Kolejna kobieta z powiatu łukowskiego została zmanipulowana przez rzekomego bankowca i straciła 100 tysięcy złotych. A mogła stracić jeszcze więcej… Rozmawiała z oszustem prawie 2 godziny, wypłaciła pieniądze ze swojego konta i pojechała do Siedlec, aby przelać je na konto fałszywego bankowca.
W ubiegłym tygodniu z 38-letnią łukowianka i jej mężem skontaktował się podający się za pracownika bankowego mężczyzna. Mówił on o niebezpiecznym logowaniu na koncie bankowym i próbie realizacji przelewów, do których miało dojść w Gdańsku.

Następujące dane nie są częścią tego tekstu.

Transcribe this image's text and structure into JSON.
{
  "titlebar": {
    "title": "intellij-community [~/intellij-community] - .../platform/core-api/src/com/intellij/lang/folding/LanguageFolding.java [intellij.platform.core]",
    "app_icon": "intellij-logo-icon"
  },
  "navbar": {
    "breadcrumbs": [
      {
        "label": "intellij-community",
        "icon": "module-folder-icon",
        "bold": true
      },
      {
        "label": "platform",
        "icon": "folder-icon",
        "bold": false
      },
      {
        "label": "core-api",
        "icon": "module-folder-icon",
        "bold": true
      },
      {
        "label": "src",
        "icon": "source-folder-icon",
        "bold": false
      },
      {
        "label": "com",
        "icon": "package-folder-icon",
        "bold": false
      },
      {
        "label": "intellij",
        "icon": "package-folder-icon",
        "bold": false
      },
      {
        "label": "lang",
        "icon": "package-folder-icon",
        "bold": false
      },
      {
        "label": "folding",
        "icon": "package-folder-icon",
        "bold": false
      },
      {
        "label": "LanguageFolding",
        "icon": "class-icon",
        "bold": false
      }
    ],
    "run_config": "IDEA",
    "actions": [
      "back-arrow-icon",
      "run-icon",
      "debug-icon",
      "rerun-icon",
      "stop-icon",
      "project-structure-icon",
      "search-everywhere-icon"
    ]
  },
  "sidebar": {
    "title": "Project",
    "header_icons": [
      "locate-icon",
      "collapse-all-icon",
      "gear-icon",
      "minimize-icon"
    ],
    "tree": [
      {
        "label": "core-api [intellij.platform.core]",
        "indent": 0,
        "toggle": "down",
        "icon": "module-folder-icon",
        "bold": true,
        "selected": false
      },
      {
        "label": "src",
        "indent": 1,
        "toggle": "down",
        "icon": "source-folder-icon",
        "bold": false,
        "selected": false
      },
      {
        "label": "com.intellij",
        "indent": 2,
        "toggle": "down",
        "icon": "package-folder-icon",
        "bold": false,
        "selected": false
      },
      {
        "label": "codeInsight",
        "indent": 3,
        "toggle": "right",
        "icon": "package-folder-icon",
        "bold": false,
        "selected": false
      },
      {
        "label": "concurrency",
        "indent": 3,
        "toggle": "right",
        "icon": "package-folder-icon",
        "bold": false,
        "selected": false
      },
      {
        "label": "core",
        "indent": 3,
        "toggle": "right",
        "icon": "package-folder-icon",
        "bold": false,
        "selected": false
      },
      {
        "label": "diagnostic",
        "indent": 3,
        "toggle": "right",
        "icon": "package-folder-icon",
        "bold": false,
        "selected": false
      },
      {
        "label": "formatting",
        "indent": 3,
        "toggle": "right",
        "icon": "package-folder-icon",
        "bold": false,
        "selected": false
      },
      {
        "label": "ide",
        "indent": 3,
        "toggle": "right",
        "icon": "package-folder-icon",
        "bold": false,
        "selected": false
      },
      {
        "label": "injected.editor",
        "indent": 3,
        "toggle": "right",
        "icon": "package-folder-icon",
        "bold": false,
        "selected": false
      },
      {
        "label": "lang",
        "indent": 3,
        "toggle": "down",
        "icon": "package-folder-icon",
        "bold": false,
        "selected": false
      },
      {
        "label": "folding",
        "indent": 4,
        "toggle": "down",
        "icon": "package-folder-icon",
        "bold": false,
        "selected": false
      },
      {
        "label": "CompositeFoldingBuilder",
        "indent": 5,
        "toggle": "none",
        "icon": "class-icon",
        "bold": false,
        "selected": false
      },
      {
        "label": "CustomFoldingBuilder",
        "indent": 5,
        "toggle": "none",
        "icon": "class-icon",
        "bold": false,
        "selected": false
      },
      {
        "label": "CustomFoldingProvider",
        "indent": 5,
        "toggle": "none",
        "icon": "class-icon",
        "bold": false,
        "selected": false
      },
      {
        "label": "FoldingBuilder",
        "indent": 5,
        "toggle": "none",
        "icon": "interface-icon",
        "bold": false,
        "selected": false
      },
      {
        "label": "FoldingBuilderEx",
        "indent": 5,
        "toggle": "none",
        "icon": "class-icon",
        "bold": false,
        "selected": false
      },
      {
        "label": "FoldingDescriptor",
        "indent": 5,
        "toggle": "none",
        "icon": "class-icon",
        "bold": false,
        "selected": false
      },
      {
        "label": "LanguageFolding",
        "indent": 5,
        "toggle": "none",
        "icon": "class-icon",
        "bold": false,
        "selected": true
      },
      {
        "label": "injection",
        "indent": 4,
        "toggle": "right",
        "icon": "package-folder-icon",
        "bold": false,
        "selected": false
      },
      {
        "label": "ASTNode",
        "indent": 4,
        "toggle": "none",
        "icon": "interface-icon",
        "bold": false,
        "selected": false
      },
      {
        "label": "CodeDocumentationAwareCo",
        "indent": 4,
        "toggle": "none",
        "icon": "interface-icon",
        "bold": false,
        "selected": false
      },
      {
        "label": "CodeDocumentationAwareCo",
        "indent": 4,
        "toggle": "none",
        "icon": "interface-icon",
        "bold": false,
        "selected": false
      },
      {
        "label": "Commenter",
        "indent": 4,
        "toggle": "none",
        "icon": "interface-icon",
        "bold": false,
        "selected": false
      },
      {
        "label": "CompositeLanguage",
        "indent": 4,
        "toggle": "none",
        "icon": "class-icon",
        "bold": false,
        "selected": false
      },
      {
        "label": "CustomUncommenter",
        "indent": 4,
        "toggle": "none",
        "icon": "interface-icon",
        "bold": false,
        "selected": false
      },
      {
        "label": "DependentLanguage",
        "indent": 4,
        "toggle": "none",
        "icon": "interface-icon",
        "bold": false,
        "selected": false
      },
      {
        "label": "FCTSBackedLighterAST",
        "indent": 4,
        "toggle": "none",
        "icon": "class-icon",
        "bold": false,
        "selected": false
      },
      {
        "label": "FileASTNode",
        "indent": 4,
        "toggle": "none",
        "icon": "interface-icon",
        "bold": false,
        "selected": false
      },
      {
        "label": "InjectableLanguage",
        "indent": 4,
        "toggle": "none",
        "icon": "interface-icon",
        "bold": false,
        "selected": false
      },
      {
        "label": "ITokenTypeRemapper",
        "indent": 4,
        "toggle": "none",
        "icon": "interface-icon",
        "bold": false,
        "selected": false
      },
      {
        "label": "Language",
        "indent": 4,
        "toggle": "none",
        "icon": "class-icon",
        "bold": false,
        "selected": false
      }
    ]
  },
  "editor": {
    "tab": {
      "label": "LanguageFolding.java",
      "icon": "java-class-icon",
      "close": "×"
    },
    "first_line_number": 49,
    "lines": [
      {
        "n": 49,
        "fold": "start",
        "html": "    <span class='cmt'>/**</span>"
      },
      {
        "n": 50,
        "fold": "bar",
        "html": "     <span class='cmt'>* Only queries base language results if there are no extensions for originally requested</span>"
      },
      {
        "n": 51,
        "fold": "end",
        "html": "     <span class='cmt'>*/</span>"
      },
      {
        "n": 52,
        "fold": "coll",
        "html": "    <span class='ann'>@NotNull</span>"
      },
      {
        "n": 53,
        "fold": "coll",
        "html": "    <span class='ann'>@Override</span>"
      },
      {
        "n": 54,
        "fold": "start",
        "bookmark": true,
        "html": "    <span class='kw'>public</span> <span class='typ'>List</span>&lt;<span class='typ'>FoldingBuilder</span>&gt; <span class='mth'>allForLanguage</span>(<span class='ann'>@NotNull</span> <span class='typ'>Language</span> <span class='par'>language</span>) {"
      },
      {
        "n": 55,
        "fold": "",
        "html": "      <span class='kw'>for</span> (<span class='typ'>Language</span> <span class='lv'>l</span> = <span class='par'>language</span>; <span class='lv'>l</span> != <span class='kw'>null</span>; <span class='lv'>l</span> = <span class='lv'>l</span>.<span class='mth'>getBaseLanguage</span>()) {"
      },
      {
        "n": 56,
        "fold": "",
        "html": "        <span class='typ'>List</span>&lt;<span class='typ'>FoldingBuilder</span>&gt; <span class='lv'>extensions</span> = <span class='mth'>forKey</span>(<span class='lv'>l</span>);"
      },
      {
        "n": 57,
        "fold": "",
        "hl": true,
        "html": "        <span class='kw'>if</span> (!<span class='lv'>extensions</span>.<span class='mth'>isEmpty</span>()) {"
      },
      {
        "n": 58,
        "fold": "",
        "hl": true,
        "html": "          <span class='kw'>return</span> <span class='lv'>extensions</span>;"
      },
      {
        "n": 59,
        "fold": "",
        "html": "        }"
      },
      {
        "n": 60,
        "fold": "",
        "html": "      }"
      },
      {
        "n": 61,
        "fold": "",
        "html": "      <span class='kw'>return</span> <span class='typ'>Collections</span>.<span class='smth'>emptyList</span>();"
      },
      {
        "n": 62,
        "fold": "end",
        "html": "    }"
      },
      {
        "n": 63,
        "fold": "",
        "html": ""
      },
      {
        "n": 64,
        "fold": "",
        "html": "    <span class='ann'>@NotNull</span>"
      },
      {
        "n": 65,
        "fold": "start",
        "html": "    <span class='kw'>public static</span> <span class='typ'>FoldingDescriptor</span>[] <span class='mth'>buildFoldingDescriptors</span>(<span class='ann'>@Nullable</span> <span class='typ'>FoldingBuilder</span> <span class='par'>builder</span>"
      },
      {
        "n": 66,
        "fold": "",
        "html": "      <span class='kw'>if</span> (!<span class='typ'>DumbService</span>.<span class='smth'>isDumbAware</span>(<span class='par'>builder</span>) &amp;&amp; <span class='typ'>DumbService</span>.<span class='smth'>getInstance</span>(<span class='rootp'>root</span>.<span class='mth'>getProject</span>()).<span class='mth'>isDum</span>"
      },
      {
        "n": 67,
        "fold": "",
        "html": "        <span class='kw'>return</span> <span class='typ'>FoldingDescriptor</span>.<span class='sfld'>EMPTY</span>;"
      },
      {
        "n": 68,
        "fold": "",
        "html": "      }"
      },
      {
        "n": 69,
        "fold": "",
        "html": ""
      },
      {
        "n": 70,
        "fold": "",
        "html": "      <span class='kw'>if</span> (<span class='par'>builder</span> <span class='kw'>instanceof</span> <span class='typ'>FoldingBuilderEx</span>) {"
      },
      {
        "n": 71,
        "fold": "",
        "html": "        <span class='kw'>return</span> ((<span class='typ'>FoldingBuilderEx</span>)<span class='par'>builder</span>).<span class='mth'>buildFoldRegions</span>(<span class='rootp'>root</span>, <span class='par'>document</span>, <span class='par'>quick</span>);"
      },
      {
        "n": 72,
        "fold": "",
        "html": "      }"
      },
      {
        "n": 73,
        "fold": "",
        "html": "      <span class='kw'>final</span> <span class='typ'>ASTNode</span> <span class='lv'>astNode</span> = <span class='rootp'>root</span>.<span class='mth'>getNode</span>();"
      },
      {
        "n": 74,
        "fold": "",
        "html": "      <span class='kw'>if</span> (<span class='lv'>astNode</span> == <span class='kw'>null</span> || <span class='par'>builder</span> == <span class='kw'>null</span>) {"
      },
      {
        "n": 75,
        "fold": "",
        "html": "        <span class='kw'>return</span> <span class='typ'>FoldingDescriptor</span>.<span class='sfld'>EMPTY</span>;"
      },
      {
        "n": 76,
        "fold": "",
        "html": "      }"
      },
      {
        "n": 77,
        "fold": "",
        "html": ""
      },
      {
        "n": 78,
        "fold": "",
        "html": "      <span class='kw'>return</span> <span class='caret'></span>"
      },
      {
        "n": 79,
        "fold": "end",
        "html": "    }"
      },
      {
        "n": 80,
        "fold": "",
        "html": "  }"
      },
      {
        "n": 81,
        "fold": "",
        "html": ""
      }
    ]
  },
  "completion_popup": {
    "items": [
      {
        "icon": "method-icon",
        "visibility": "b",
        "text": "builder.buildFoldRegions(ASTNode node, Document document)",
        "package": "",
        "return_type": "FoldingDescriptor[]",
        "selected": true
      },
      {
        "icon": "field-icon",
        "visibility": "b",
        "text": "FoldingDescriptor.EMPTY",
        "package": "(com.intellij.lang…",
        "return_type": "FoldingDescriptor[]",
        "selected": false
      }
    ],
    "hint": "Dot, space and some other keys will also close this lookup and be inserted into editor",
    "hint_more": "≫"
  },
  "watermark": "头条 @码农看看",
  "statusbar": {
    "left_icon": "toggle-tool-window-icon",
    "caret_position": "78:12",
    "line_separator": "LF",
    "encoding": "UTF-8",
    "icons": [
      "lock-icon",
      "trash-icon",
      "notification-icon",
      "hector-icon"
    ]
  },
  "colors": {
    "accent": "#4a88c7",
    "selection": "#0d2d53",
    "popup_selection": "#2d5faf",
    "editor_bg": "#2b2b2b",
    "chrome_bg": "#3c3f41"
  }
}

Następnie tłumaczył im w jaki sposób należy zabezpieczyć konta bankowe, by nieuprawnione osoby nie mogły z niego skorzystać. Mówił też o zamieszaniu w oszustwa pracowników bankowych, którzy wykorzystują dane klientów. Nieświadoma podstępu kobieta uległa namowom rzekomego bankowca i „przelała” wszystkie pieniądze na jedno ze swoich kont. Następnie instruowana telefonicznie przez oszusta zmieniła limity wypłat kartą w bankomacie, a później wypłaciła z niego 45 tysięcy złotych. Później polecił jej by pojechała do Siedlec, gdzie zgodnie z jego poleceniami wpłaciła 50 tysięcy złotych na wskazane jej telefonicznie konto bankowe. Oczywiście o całej sytuacji miała nie mówić pracownikom bankowym, według niego mogli oni być „powiązani” z oszustami.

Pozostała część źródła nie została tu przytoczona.